Timber Creek did not let them savor that feeling too long, getting on the board in the bottom of the fourth. Marcos Roque lined a single into the shallow right-center field gap, Parker Smith was hit by a pitch and Parker Wood then lined an RBI double into left field.

“We were looking away and just trying to drive the pitch-count deep,” Beaman said. “We were really trying to get somebody on to make the pitcher go from the windup to the stretch, and he got a little wild after that. So we were able to move some runners around and do some things.”

Jupiter answered back with the deciding runs in the fifth. Dakota Gaillard was hit by a pitch, advanced thanks to a sacrifice bunt from Stone, moved to third on a wild pitch and scored on a passed ball on a third strike that also allowed Clark to reach safely at first. Mitchell followed with a walk and was replaced by courtesy-runner Duane Hoff. Peter Cowley then stroked a double to right field that plated two runners to open things up.

“Their guy came out throwing pretty well,” Mook said. “We had a couple of hits, but he was putting it past us. We knew we were in for a dogfight and we started scraping some things, placed some balls in right areas and then things started coming alive a little bit more. All of a sudden it was 6-1.”

Those runs deemed crucial, as the Wolves (22-8) made another scoring push to respond in the bottom of the fifth. Gabriel Cruz smacked a double to center, Bret Neilan walked and Roque sent a liner deep into the left field corner for a double that drove in both base runners.

With the defending champs making that final push, the Warriors were forced to respond. The pitching and defense tightened up, with defenders eagerly charging at balls hit their way ready to make the plays. Junior reliever Chuck Fishbaugh took over to close out the final two frames, recording a pair of strikeouts while retiring the final six Wolves in order.

“We have a never-quit attitude,” Clark said. “We don’t look at things in a negative way. We just scrape and we scrap; we’re a gritty team. We play to the end.”

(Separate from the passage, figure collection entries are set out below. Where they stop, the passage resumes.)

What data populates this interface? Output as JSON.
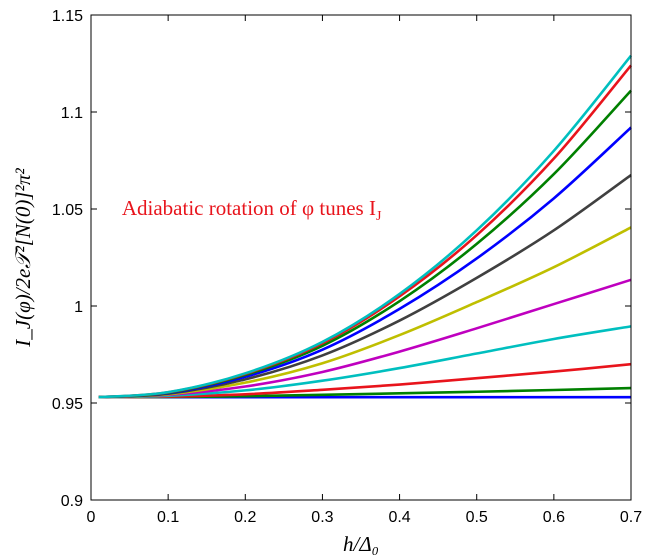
{
  "chart_data": {
    "type": "line",
    "title": "",
    "xlabel": "h/Δ₀",
    "ylabel": "I_J(φ)/2e𝒯²[N(0)]²π²",
    "xlim": [
      0,
      0.7
    ],
    "ylim": [
      0.9,
      1.15
    ],
    "xticks": [
      0,
      0.1,
      0.2,
      0.3,
      0.4,
      0.5,
      0.6,
      0.7
    ],
    "xtick_labels": [
      "0",
      "0.1",
      "0.2",
      "0.3",
      "0.4",
      "0.5",
      "0.6",
      "0.7"
    ],
    "yticks": [
      0.9,
      0.95,
      1.0,
      1.05,
      1.1,
      1.15
    ],
    "ytick_labels": [
      "0.9",
      "0.95",
      "1",
      "1.05",
      "1.1",
      "1.15"
    ],
    "grid": false,
    "annotation": {
      "text": "Adiabatic rotation of φ tunes I",
      "subscript": "J",
      "x": 0.04,
      "y": 1.047,
      "color": "#e8141c"
    },
    "x_start": 0.01,
    "baseline": 0.953,
    "series": [
      {
        "color": "#0000ff",
        "values": [
          [
            0.01,
            0.953
          ],
          [
            0.7,
            0.953
          ]
        ]
      },
      {
        "color": "#008000",
        "values": [
          [
            0.01,
            0.953
          ],
          [
            0.1,
            0.9531
          ],
          [
            0.2,
            0.9535
          ],
          [
            0.3,
            0.9542
          ],
          [
            0.4,
            0.955
          ],
          [
            0.5,
            0.9558
          ],
          [
            0.6,
            0.9567
          ],
          [
            0.7,
            0.9577
          ]
        ]
      },
      {
        "color": "#e8141c",
        "values": [
          [
            0.01,
            0.953
          ],
          [
            0.1,
            0.9533
          ],
          [
            0.2,
            0.9545
          ],
          [
            0.3,
            0.9568
          ],
          [
            0.4,
            0.9595
          ],
          [
            0.5,
            0.9628
          ],
          [
            0.6,
            0.9662
          ],
          [
            0.7,
            0.97
          ]
        ]
      },
      {
        "color": "#00bfbf",
        "values": [
          [
            0.01,
            0.953
          ],
          [
            0.1,
            0.9537
          ],
          [
            0.2,
            0.9565
          ],
          [
            0.3,
            0.9615
          ],
          [
            0.4,
            0.968
          ],
          [
            0.5,
            0.9755
          ],
          [
            0.6,
            0.983
          ],
          [
            0.7,
            0.9895
          ]
        ]
      },
      {
        "color": "#bf00bf",
        "values": [
          [
            0.01,
            0.953
          ],
          [
            0.1,
            0.9542
          ],
          [
            0.2,
            0.9585
          ],
          [
            0.3,
            0.966
          ],
          [
            0.4,
            0.9765
          ],
          [
            0.5,
            0.9885
          ],
          [
            0.6,
            1.001
          ],
          [
            0.7,
            1.0135
          ]
        ]
      },
      {
        "color": "#bfbf00",
        "values": [
          [
            0.01,
            0.953
          ],
          [
            0.1,
            0.9545
          ],
          [
            0.2,
            0.9605
          ],
          [
            0.3,
            0.9705
          ],
          [
            0.4,
            0.985
          ],
          [
            0.5,
            1.002
          ],
          [
            0.6,
            1.02
          ],
          [
            0.7,
            1.0405
          ]
        ]
      },
      {
        "color": "#404040",
        "values": [
          [
            0.01,
            0.953
          ],
          [
            0.1,
            0.9548
          ],
          [
            0.2,
            0.9622
          ],
          [
            0.3,
            0.9745
          ],
          [
            0.4,
            0.9925
          ],
          [
            0.5,
            1.0145
          ],
          [
            0.6,
            1.039
          ],
          [
            0.7,
            1.0675
          ]
        ]
      },
      {
        "color": "#0000ff",
        "values": [
          [
            0.01,
            0.953
          ],
          [
            0.1,
            0.9551
          ],
          [
            0.2,
            0.9635
          ],
          [
            0.3,
            0.9775
          ],
          [
            0.4,
            0.9985
          ],
          [
            0.5,
            1.0245
          ],
          [
            0.6,
            1.0555
          ],
          [
            0.7,
            1.092
          ]
        ]
      },
      {
        "color": "#008000",
        "values": [
          [
            0.01,
            0.953
          ],
          [
            0.1,
            0.9553
          ],
          [
            0.2,
            0.9645
          ],
          [
            0.3,
            0.9795
          ],
          [
            0.4,
            1.0025
          ],
          [
            0.5,
            1.032
          ],
          [
            0.6,
            1.068
          ],
          [
            0.7,
            1.111
          ]
        ]
      },
      {
        "color": "#e8141c",
        "values": [
          [
            0.01,
            0.953
          ],
          [
            0.1,
            0.9555
          ],
          [
            0.2,
            0.965
          ],
          [
            0.3,
            0.9808
          ],
          [
            0.4,
            1.005
          ],
          [
            0.5,
            1.0365
          ],
          [
            0.6,
            1.076
          ],
          [
            0.7,
            1.124
          ]
        ]
      },
      {
        "color": "#00bfbf",
        "values": [
          [
            0.01,
            0.953
          ],
          [
            0.1,
            0.9556
          ],
          [
            0.2,
            0.9653
          ],
          [
            0.3,
            0.9815
          ],
          [
            0.4,
            1.0062
          ],
          [
            0.5,
            1.039
          ],
          [
            0.6,
            1.08
          ],
          [
            0.7,
            1.129
          ]
        ]
      }
    ]
  }
}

The final out recorded, the Warriors then dogpiled in celebration. Jupiter originally opened way back in 1965, and the current campus took over in 2003. In recent years the baseball program has made some impressive upgrades to their home stadium at Doug Ferguson Field, and now it welcomes its first state championship banner.

As was the case for this year’s state winners in the other high state classifications, the Warriors closed the year with more losses than is typical of the champion. Rather than worry about winning every game on a lighter schedule, Jupiter loaded up the opposition and learned from some of the tough losses it dealt with playing high-caliber teams on their home turf.

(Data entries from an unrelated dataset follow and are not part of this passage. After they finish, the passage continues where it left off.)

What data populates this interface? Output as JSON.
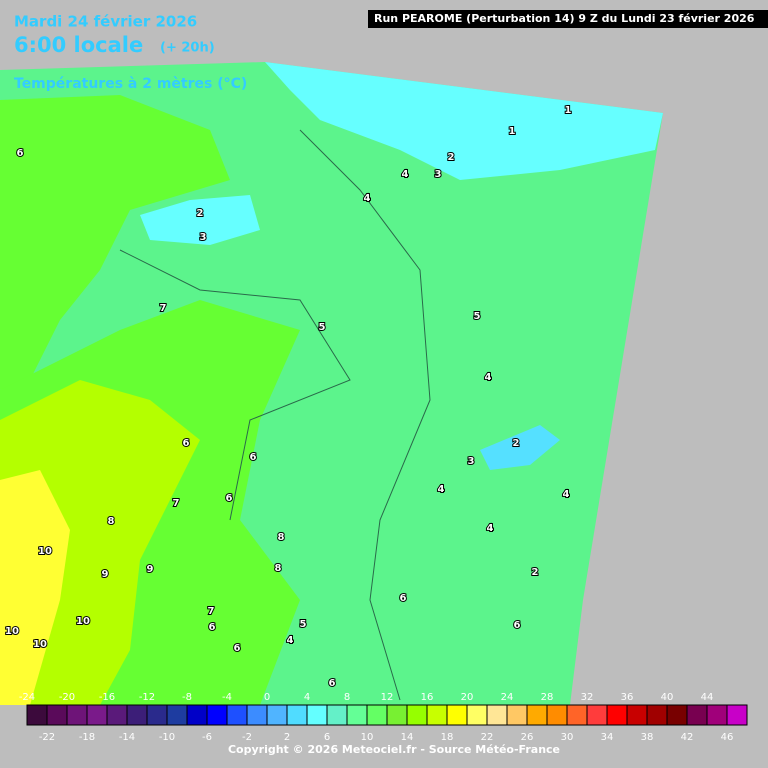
{
  "header": {
    "date": "Mardi 24 février 2026",
    "time": "6:00 locale",
    "offset": "(+ 20h)",
    "variable": "Températures à 2 mètres (°C)",
    "run": "Run PEAROME (Perturbation 14) 9 Z du Lundi 23 février 2026"
  },
  "contour_labels": [
    6,
    2,
    3,
    4,
    3,
    2,
    1,
    1,
    4,
    7,
    5,
    5,
    4,
    6,
    6,
    2,
    3,
    4,
    6,
    7,
    4,
    8,
    4,
    8,
    10,
    9,
    9,
    8,
    2,
    6,
    7,
    10,
    10,
    6,
    6,
    10,
    4,
    5,
    6,
    6
  ],
  "legend": {
    "colors": [
      "#3c0a3c",
      "#5a0a5a",
      "#6e1478",
      "#7a1a8a",
      "#5a1a7a",
      "#3c1e78",
      "#2a2a8c",
      "#1e3ca0",
      "#0000c8",
      "#0000ff",
      "#1e50ff",
      "#3c8cff",
      "#50b4ff",
      "#50dcff",
      "#64ffff",
      "#64f0c8",
      "#64ff96",
      "#64ff64",
      "#78f032",
      "#96ff00",
      "#c8ff00",
      "#ffff00",
      "#ffff64",
      "#ffe696",
      "#ffc864",
      "#ffaa00",
      "#ff8c00",
      "#ff6428",
      "#ff3c3c",
      "#ff0000",
      "#c80000",
      "#a00000",
      "#780000",
      "#780050",
      "#a0007a",
      "#c800c8"
    ],
    "ticks_top": [
      -24,
      -20,
      -16,
      -12,
      -8,
      -4,
      0,
      4,
      8,
      12,
      16,
      20,
      24,
      28,
      32,
      36,
      40,
      44
    ],
    "ticks_bottom": [
      -22,
      -18,
      -14,
      -10,
      -6,
      -2,
      2,
      6,
      10,
      14,
      18,
      22,
      26,
      30,
      34,
      38,
      42,
      46
    ]
  },
  "footer": {
    "copyright": "Copyright © 2026 Meteociel.fr - Source Météo-France"
  }
}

“We never got more than three games above .500 all year, and you look at those teams that go 20-5 and you think they must be way better than Jupiter. We just had more experience, we play a tough schedule every year and it prepares us every time,” Mitchell said.

That process began to evolve over the last five or six seasons, and has now helped to elevate the Jupiter program into elite status as a state champion. Having rewarded all the hard work even of the former players that came before them meant the world to the team.

“When I was an underclassmen I always looked up to the older guys, and I always tried to follow after them and follow their lead,” Clark said. “Those guys were legends to me, and just to be part of history is indescribable. This is the best feeling in the world. I honestly cannot describe it. There is no better feeling than this.”